Следующие две недели Савичка лежал взаперти в гостиничном номере, почти ничего не ел, ни с кем не разговаривал, глядел в потолок и размышлял. Потом он вставал, будто со смертного одра, и с глазами новорожденного бродил несколько дней по городу: на базаре он ходил меж рядами, завязывал разговоры с крестьянами, и те подробно рассказывали ему, как сажали, как поливали, окучивали и собирали свой урожай, потом он оказывался в магазинах, где хозяева с некоторым неудовольствием, но все же отчитывались перед ним о ходе торговли, на улицах он расспрашивал случайных прохожих о домах, стоящих по обе стороны, об их владельцах и их жизни, часами сиживал в маленьких ресторанчиках и корчмах с разными компаниями — но не пил. Точно в тот день, когда кончался его отпуск, он появлялся в питомнике, и, как будто ничего не произошло, все шло по-старому.
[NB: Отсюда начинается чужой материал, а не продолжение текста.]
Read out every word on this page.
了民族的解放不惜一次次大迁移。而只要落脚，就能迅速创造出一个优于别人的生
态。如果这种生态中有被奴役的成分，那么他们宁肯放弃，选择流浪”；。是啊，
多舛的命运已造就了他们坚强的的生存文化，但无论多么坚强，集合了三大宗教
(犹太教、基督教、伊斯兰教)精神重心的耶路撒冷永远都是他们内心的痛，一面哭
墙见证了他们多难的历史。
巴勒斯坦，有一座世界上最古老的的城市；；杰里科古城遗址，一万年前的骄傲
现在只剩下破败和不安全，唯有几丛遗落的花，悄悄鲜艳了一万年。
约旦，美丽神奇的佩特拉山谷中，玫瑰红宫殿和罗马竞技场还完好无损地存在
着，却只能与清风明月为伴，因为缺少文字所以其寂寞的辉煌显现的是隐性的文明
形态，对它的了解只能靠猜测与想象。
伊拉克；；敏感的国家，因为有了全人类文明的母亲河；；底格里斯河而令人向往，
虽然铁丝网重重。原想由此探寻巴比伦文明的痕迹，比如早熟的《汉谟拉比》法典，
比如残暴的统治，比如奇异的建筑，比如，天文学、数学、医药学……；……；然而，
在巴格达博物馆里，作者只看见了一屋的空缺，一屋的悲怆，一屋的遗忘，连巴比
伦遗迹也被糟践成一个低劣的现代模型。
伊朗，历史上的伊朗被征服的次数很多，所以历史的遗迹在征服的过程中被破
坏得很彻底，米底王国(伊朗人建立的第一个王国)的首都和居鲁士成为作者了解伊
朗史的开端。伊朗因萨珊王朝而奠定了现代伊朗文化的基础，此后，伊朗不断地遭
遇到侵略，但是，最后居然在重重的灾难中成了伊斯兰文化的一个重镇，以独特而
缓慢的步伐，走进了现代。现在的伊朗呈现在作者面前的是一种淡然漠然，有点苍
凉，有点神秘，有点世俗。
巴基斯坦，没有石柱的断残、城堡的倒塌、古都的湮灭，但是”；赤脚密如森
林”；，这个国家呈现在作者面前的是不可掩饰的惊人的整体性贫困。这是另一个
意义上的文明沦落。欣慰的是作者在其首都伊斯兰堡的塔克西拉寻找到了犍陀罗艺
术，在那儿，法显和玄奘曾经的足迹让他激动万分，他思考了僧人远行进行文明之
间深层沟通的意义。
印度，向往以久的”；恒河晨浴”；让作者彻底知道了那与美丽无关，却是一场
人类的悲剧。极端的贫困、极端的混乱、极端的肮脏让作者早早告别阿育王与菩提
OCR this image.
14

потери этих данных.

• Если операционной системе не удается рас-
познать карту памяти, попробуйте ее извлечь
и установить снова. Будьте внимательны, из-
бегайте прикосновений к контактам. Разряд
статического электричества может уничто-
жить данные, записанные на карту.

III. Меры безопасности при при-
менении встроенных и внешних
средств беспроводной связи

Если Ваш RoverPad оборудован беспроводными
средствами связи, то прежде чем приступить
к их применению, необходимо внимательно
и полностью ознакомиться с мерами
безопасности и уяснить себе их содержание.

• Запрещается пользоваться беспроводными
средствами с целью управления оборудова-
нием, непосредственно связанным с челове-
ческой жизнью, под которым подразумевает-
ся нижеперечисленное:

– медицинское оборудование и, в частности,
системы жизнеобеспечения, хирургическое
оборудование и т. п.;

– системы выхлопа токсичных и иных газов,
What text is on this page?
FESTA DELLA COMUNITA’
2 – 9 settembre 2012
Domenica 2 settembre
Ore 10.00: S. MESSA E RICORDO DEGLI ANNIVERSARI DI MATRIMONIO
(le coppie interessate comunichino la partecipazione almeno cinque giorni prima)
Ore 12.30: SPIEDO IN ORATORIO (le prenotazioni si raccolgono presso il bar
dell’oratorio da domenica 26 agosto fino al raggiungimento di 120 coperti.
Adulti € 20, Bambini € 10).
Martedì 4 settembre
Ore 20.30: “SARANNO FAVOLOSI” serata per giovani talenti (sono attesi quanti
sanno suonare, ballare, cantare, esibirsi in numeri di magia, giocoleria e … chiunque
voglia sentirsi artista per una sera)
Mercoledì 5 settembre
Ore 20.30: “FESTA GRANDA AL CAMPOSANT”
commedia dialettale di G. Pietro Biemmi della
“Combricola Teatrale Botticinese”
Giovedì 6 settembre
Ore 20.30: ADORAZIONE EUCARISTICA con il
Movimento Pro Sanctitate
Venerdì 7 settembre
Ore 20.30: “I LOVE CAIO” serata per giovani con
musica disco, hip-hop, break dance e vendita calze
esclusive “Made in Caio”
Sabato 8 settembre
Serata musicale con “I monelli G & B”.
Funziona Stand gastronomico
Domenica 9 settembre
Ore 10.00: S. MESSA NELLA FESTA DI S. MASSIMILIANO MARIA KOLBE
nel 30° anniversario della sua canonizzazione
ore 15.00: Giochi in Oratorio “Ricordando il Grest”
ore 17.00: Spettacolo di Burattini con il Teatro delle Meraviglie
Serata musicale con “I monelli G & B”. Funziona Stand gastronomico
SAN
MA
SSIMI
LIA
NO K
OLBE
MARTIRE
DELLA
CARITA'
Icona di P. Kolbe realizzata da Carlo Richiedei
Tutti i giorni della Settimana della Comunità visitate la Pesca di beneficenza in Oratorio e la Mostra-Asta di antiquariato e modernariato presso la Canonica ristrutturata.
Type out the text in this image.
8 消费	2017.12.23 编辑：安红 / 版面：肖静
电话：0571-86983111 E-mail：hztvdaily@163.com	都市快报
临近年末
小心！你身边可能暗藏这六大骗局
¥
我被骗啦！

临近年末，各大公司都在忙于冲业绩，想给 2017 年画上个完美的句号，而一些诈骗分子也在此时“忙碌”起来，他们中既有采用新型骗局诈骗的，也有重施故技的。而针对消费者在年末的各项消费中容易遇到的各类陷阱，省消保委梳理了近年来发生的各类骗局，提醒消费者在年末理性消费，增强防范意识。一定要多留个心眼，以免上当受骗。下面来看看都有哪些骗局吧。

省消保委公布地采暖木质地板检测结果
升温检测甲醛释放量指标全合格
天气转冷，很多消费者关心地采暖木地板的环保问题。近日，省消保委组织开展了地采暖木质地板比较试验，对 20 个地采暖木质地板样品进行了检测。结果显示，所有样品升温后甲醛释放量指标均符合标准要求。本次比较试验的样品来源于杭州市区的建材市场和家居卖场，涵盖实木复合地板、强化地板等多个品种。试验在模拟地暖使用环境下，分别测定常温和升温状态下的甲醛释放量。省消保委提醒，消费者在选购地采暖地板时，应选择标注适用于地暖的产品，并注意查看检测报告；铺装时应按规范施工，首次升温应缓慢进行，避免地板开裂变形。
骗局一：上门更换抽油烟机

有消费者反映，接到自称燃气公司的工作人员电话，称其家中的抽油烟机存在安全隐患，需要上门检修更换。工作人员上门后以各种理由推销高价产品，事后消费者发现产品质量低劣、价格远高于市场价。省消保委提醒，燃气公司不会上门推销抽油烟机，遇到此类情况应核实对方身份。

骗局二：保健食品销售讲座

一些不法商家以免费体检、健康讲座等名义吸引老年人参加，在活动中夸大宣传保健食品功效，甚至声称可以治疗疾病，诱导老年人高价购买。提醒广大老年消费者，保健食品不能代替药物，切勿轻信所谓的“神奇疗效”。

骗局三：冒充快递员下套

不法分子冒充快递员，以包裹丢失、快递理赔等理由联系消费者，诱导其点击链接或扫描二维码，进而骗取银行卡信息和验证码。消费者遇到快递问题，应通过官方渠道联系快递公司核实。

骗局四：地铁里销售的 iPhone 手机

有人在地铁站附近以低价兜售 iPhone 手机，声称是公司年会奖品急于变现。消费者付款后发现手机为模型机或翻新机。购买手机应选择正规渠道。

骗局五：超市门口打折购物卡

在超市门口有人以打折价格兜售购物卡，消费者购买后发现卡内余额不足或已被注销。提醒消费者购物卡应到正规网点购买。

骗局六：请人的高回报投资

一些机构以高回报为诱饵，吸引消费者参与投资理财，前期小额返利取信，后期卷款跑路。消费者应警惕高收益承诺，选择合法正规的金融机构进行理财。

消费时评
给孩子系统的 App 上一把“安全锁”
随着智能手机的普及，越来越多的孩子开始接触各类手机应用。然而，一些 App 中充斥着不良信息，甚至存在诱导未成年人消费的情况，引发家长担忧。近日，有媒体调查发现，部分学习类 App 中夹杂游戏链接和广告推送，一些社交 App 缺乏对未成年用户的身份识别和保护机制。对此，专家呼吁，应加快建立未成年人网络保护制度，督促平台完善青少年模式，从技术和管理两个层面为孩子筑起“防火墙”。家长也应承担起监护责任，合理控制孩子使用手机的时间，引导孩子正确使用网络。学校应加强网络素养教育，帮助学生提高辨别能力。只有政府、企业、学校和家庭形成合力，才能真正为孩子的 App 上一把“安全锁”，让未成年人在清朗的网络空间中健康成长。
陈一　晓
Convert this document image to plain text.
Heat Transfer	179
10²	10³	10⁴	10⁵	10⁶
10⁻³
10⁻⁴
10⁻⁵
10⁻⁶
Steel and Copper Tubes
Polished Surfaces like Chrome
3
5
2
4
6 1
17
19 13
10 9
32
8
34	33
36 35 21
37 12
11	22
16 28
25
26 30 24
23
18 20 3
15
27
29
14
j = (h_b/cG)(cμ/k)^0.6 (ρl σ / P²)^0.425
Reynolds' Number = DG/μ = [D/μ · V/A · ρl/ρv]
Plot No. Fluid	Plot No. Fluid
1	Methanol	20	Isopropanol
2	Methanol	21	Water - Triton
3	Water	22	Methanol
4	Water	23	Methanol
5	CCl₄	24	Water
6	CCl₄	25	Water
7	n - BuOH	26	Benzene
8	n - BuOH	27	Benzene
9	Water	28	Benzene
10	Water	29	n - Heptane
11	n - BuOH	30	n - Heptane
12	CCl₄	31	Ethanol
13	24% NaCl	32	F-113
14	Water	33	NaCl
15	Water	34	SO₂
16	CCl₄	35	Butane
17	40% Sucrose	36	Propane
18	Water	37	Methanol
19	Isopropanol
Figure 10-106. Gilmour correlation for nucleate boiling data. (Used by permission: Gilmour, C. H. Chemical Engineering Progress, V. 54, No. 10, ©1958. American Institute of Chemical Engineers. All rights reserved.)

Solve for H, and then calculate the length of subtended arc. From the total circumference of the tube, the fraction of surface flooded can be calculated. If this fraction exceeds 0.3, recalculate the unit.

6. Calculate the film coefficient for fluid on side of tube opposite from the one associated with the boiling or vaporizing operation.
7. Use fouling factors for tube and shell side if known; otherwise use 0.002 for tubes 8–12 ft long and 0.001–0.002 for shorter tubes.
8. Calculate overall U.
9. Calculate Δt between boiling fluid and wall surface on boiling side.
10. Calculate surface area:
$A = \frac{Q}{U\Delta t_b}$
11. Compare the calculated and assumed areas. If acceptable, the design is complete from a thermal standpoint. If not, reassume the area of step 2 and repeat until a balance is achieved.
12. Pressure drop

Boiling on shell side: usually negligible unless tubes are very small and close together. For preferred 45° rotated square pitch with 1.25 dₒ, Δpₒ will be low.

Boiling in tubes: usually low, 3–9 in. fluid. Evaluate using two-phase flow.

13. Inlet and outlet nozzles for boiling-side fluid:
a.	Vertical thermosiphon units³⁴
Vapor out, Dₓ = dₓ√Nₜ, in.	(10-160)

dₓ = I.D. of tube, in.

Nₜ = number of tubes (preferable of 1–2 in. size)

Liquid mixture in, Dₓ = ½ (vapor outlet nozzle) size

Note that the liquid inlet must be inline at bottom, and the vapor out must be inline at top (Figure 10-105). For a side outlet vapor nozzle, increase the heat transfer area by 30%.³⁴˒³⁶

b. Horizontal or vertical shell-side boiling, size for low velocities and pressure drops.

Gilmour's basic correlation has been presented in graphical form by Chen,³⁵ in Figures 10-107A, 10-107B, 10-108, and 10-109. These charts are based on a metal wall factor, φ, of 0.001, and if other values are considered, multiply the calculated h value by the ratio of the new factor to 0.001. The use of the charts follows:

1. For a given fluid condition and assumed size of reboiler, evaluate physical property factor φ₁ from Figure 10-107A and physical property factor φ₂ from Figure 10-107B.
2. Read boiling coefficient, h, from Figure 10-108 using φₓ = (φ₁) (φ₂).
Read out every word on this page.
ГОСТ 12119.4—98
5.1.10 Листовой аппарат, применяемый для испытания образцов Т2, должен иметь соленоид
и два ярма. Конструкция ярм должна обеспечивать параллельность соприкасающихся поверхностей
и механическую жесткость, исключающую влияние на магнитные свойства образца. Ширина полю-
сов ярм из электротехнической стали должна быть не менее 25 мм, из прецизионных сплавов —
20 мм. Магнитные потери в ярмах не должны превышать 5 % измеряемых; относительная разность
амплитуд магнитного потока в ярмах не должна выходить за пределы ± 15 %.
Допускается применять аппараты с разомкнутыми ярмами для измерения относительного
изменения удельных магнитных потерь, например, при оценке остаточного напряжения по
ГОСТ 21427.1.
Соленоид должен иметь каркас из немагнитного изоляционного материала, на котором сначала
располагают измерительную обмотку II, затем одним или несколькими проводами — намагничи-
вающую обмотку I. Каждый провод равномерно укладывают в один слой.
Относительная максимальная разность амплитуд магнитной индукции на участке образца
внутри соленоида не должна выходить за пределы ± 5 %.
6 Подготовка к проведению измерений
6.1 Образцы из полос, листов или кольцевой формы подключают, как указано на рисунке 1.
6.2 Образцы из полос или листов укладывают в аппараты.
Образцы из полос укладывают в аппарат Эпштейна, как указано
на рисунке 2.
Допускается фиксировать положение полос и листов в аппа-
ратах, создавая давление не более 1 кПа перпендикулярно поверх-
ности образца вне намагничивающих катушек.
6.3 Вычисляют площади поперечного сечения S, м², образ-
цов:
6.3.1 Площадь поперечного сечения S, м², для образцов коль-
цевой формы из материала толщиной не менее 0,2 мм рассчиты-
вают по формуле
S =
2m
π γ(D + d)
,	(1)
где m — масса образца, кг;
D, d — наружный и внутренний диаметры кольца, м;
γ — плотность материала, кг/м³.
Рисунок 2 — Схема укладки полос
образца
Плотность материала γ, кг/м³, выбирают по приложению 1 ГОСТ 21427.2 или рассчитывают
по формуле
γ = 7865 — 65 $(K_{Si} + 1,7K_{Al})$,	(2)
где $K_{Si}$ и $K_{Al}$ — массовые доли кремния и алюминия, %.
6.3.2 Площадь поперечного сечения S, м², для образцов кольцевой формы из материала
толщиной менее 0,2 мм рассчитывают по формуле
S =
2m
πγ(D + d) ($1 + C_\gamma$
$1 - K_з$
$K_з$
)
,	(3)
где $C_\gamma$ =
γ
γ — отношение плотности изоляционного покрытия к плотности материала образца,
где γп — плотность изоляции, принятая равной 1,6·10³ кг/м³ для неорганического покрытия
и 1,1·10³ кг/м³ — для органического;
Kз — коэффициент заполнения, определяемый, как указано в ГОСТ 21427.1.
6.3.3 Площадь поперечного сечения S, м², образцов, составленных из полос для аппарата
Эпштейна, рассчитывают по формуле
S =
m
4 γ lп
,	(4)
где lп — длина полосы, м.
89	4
Отец знал об этом, но не мог понять, что на самом деле происходит с Савичкой, и хотя он, как и все, тоже называл это «болезнью», но его не оставляла мысль, что за этим кроется что-то другое. Особенно его волновали две Савичкины недели, проводимые в гостиничном одиночестве, — может быть, они напоминали отцу о его собственных бдениях в комнатке на чердаке.

— И о чем же ты думаешь в это время, Савичка? — откровенно расспрашивал его отец. — О своих родных, о нас или о чем другом?

— Обо всем, — наконец набирался храбрости Савичка. — Нет ничего маловажного на этом свете…

— Ну, и к какому выводу ты пришел?

— Долго рассказывать, господин управляющий, в два слова не уложишься… Пока мы живы, надо тянуть лямку, верно вы сказали. Но как ее тянуть?

— Как наши отцы, как наши деды, прадеды. — Отец спешил вогнать хаос в привычные формы.

— А может, и они этого не знали, тогда как? А может, и они плутали впотьмах?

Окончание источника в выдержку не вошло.